Nous vivons une époque bizarre… D’un côté on nous vante les produits bio et équitables dans tous les sens – à un tel point que les citoyens non convaincus de la cause en viennent à penser qu’il s’agit de stratégies marketing… Et de l’autre, la crise aidant, c’est la course au discount... Entre les « VIP Paulette » à gogo croisés dans le métro parisien il y a 10 jours pour l’un, et la campagne qui suit ci-dessous pour l’autre, c’est assez affolant…

En pleine contradiction

Ce qui me choque ici, c’est Jean-Pierre. Ben oui, Jean-Pierre quoi. En pleine contradiction.

Dans la préface d’un excellent livre que j’ai pu découvrir il y a peu (et que je vous recommande vivement!! – AMAP, Replaçons l’alimentation au coeur de nos sociétés, de Maud David-Leroy et Stéphane Girou, éd. Dangles), M. Coffe estime en effet que les « pouvoirs publics nationaux et régionaux (…), plutôt que de favoriser l’implantation des enseignes de la grande distribution à la périphérie des villes (…) devraient encourager l’implantation de maraîchage et d’arboriculture sur les surfaces encore disponibles. »

Selon lui, « le développement des Associations pour le Maitien d’une Agriculture Paysanne (AMAP) est la preuve que les citoyens sont prêts à devenir des « consommacteurs » responsables et conscients de leur pouvoir (…). Ces associations permettent aux citoyens de se regrouper autour de thèmes justes et nécessaires: fraternité et connivence. Les AMAP encouragent les relations sociales, le besoin d’attachement à une cause. Les échanges sont certes financiers, ils sont aussi culturels« .

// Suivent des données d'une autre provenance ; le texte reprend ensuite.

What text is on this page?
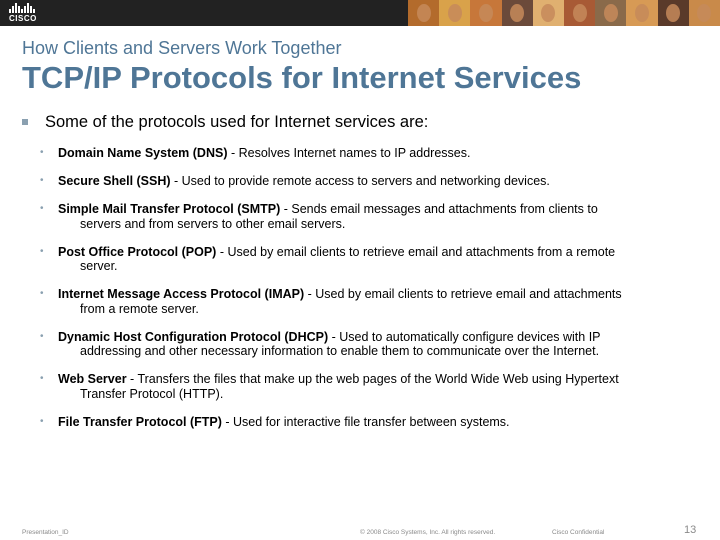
CISCO
How Clients and Servers Work Together
TCP/IP Protocols for Internet Services
Some of the protocols used for Internet services are:
• Domain Name System (DNS) - Resolves Internet names to IP addresses.
• Secure Shell (SSH) - Used to provide remote access to servers and networking devices.
• Simple Mail Transfer Protocol (SMTP) - Sends email messages and attachments from clients to
servers and from servers to other email servers.
• Post Office Protocol (POP) - Used by email clients to retrieve email and attachments from a remote
server.
• Internet Message Access Protocol (IMAP) - Used by email clients to retrieve email and attachments
from a remote server.
• Dynamic Host Configuration Protocol (DHCP) - Used to automatically configure devices with IP
addressing and other necessary information to enable them to communicate over the Internet.
• Web Server - Transfers the files that make up the web pages of the World Wide Web using Hypertext
Transfer Protocol (HTTP).
• File Transfer Protocol (FTP) - Used for interactive file transfer between systems.
Presentation_ID	© 2008 Cisco Systems, Inc. All rights reserved.	Cisco Confidential	13
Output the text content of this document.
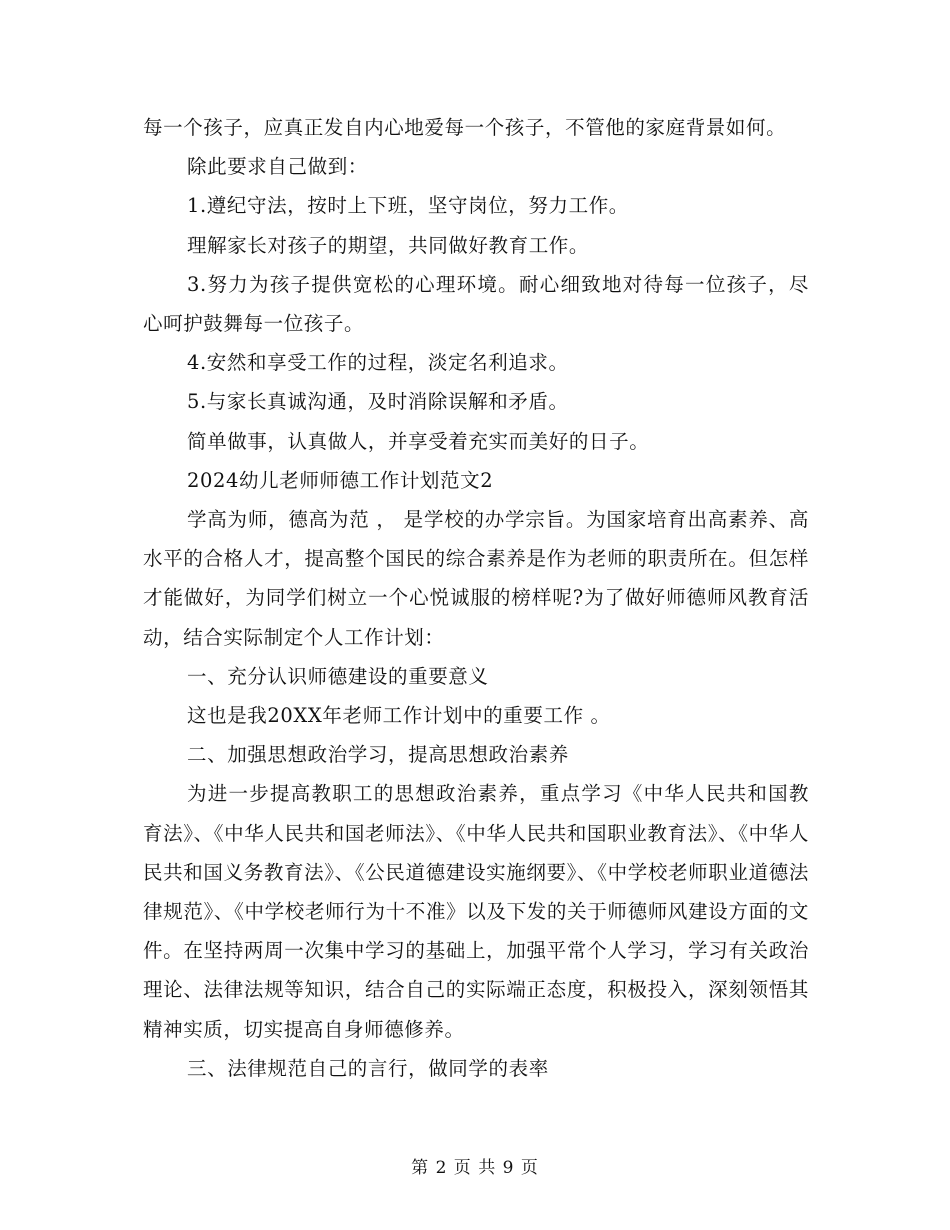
每一个孩子，应真正发自内心地爱每一个孩子，不管他的家庭背景如何。

除此要求自己做到：

1.遵纪守法，按时上下班，坚守岗位，努力工作。

理解家长对孩子的期望，共同做好教育工作。

3.努力为孩子提供宽松的心理环境。耐心细致地对待每一位孩子，尽心呵护鼓舞每一位孩子。

4.安然和享受工作的过程，淡定名利追求。

5.与家长真诚沟通，及时消除误解和矛盾。

简单做事，认真做人，并享受着充实而美好的日子。

2024幼儿老师师德工作计划范文2

学高为师，德高为范 ， 是学校的办学宗旨。为国家培育出高素养、高水平的合格人才，提高整个国民的综合素养是作为老师的职责所在。但怎样才能做好，为同学们树立一个心悦诚服的榜样呢?为了做好师德师风教育活动，结合实际制定个人工作计划：

一、充分认识师德建设的重要意义

这也是我20XX年老师工作计划中的重要工作 。

二、加强思想政治学习，提高思想政治素养

为进一步提高教职工的思想政治素养，重点学习《中华人民共和国教育法》、《中华人民共和国老师法》、《中华人民共和国职业教育法》、《中华人民共和国义务教育法》、《公民道德建设实施纲要》、《中学校老师职业道德法律规范》、《中学校老师行为十不准》以及下发的关于师德师风建设方面的文件。在坚持两周一次集中学习的基础上，加强平常个人学习，学习有关政治理论、法律法规等知识，结合自己的实际端正态度，积极投入，深刻领悟其精神实质，切实提高自身师德修养。

三、法律规范自己的言行，做同学的表率

第 2 页 共 9 页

Certes, comme il le précise en fin de préface, « les AMAP ne peuvent pas être raisonnablement considérées ni comme l’avenir de l’agriculture ni la panacée pour se nourrir » mais elles permettent « à un grand nombre de citoyens de prendre conscience de la nature, de l’environnement, d’apprendre, de tisser de vrais liens avec les autres et peut être de croire à un monde meilleur sans que ce ne soit utopique« 

Or cette campagne publicitaire, essentiellement faites d’annonces radio et de panneaux publicitaires (dont vous pouvez entendre un extrait audio en suivant de lien ou sur le site de la grande surface), assène que « dépenser, c’est dépassé » et qu’il ne faut plus « payer n’importe quoi à n’importe quel prix »… Ainsi, vivre moins cher devient un « goût » (« le goût de vivre moins cher ») et de toute manière, « c’est pas l’prix qui fait l’goût »… En gros, il faut « profiter de la crise pour acheter mieux, chercher le moins cher mais le bon moins cher…« 

Dans le fond, ces slogans (et notamment le dernier) ne sont pas bien différents de ce que les écolos savent tous: quand on mange bio, local et de saison, on consomme autrement, mieux et cela coûte moins cher (personnellement en tout cas, c’est une réalité!). Depuis quelques mois, il n’y a qu’à voir le nombre de reportages sur les modes de vie écolo et le système D pour comprendre qu’un comportement plus écolo est aussi souvent plus économe. Si la crise en amène certains à être plus écolo parce qu’ils cherchent à faire des économies, c’est donc une bonne chose… Ceci étant, une alimentation différente implique une fréquentation beaucoup plus limitée des  grandes surfaces. On a donc moins de tentation, et on ne consomme pas les mêmes produits surtout.

Le  juste prix

Ainsi, le hic dans cette campagne promue par notre cher Jean-Pierre, c’est que le discount cache aujourd’hui la vraie valeur des choses et n’aide pas la cause écologique. Les campagnes qui surfent sur la crise font penser que l’alimentation peut être bonne lorsqu’elle est au rabais. Ce dont je doute fortement. Et ce qui est assez déplorable.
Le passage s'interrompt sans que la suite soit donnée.